Through my experience in this course, I have started thinking critically about my experiences within my own organization. Do our actions speak directly to the mission of the organization and our leader’s vision for the future? I have learned that a leader must keep this vision in the forefront as they drive change within an organization.

L4.6 Provides Calm During the Storm of Change

Change is hard. In the “Leadership Case Study” (Schad, 2019), I investigated the role of culture within an organization. Culture can either enhance or derail progress in achieving a leader’s vision for the future. Additionally, within my case study, I identified that subgroups within an organization will perceive change differently. It is important that a leader uses transformational leadership techniques that provide individualized attention to these subgroups to support and inspire them during times of change. Chaos breeds chaos; a leader must remain calm and focused during the most challenging times.
Patient care can bring chaos. I strive every day to be overly calm when faced with upset patients or panicked students. When responsibilities of my job, education and personal life demand my time all at once, panic only adds to the chaos. Taking a deep breath and pausing before I act help me to maintain a sense of calm. This will be essential to apply in my future as a healthcare leader.

L6 Communication Skills __ Met __ Not Met

L6.1 Uses Generally Accepted English Grammar

Effective written communication is an essential skill for a healthcare leader. A leader communicates in writing via policies, contracts, memos and electronic mail. In this course, we have looked at all aspects of leadership and the integral role of effective communication. In reading Dye and Garman’s Exceptional Leadership (2015), we learned about how to read non-verbal cues in communicating; however, these are absent in written communication. A leader must maintain high standards for their written communication given their absence. We have honed our grammatical skills in many aspects of this course: from conversational grammar in our discussion board posts to formal composition grammar in our paper writing. This course has delivered an increased confidence in writing—in fact I have had an article accepted in a non-peer reviewed publication that was inspired from my MHA personal statement of interest and the content covered in this course.

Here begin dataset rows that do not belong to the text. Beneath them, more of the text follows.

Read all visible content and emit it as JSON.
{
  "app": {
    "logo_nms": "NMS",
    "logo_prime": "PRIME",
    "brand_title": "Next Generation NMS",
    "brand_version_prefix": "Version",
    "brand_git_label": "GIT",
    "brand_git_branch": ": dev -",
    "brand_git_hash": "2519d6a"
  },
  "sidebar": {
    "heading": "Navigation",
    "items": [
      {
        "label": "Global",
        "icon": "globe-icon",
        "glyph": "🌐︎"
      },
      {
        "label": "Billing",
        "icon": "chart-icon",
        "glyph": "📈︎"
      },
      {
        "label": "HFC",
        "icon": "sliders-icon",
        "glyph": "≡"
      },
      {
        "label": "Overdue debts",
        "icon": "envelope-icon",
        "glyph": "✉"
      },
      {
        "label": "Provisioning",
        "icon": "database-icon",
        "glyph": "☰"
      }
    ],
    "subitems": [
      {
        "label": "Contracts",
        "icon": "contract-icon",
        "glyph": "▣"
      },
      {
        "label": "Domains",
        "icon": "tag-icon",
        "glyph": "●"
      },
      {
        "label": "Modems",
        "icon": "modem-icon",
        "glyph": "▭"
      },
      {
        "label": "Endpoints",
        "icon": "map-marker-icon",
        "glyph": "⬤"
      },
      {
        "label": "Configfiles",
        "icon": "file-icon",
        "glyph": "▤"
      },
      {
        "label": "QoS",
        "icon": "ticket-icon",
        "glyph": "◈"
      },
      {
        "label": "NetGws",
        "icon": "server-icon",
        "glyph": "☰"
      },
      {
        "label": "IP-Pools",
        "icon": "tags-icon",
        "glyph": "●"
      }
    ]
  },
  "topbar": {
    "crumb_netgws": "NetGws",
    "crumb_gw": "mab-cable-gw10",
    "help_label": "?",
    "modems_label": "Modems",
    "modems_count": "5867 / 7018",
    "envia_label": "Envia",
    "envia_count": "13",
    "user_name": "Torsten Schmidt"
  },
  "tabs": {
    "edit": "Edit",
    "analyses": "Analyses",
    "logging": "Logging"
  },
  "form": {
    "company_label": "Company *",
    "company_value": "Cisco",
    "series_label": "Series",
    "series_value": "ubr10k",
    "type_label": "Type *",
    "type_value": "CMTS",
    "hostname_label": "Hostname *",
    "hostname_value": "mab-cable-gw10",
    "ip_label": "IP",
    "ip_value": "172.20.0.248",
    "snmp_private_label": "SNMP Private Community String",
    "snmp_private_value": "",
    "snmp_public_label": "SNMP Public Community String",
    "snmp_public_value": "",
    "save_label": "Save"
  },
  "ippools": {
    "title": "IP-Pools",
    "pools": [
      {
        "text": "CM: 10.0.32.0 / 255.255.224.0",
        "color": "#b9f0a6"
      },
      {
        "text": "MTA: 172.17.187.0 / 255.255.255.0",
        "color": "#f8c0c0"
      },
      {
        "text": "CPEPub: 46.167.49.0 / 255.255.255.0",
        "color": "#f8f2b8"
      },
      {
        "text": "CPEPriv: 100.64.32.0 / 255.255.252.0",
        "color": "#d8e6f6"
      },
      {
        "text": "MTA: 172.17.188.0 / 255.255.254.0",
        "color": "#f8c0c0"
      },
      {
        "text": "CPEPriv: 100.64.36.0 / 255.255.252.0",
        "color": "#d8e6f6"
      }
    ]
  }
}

L6.2 Prepares Effective Written Business Cases or Presentations

Researching, analyzing and developing a plan are skills exercised by a healthcare leader. When faced with a problem, a leader must research the facts, analyze it from many different angles, compile potential solutions, then communicate their plan in a final written report. In this course, the “Leadership Case Study” (Schad, 2019) provided an opportunity to consider a case, research solutions and compose a written plan to solve the problem. A leader will also face situations where they must orally present their suggestions and make a convincing case for their recommendations to internal or external stakeholders This course also afforded us the opportunity to verbally present a case study and our personal leadership styles to our peers; allowing us to apply this competency in a safe, supportive environment.

L6.3 Makes Persuasive Oral Presentations

As discussed in L6.2, a leader must have persuasive oral presentation skills. I find oral persuasion more challenging than written persuasion. The Blackboard Collaborate sessions brought opportunities to present in front of our peers; making arguments for the recommendations included in our case studies. Understanding the importance of effective oral communication as a leadership skill, I commit to seeking out additional opportunities to practice this in future courses and within my organization.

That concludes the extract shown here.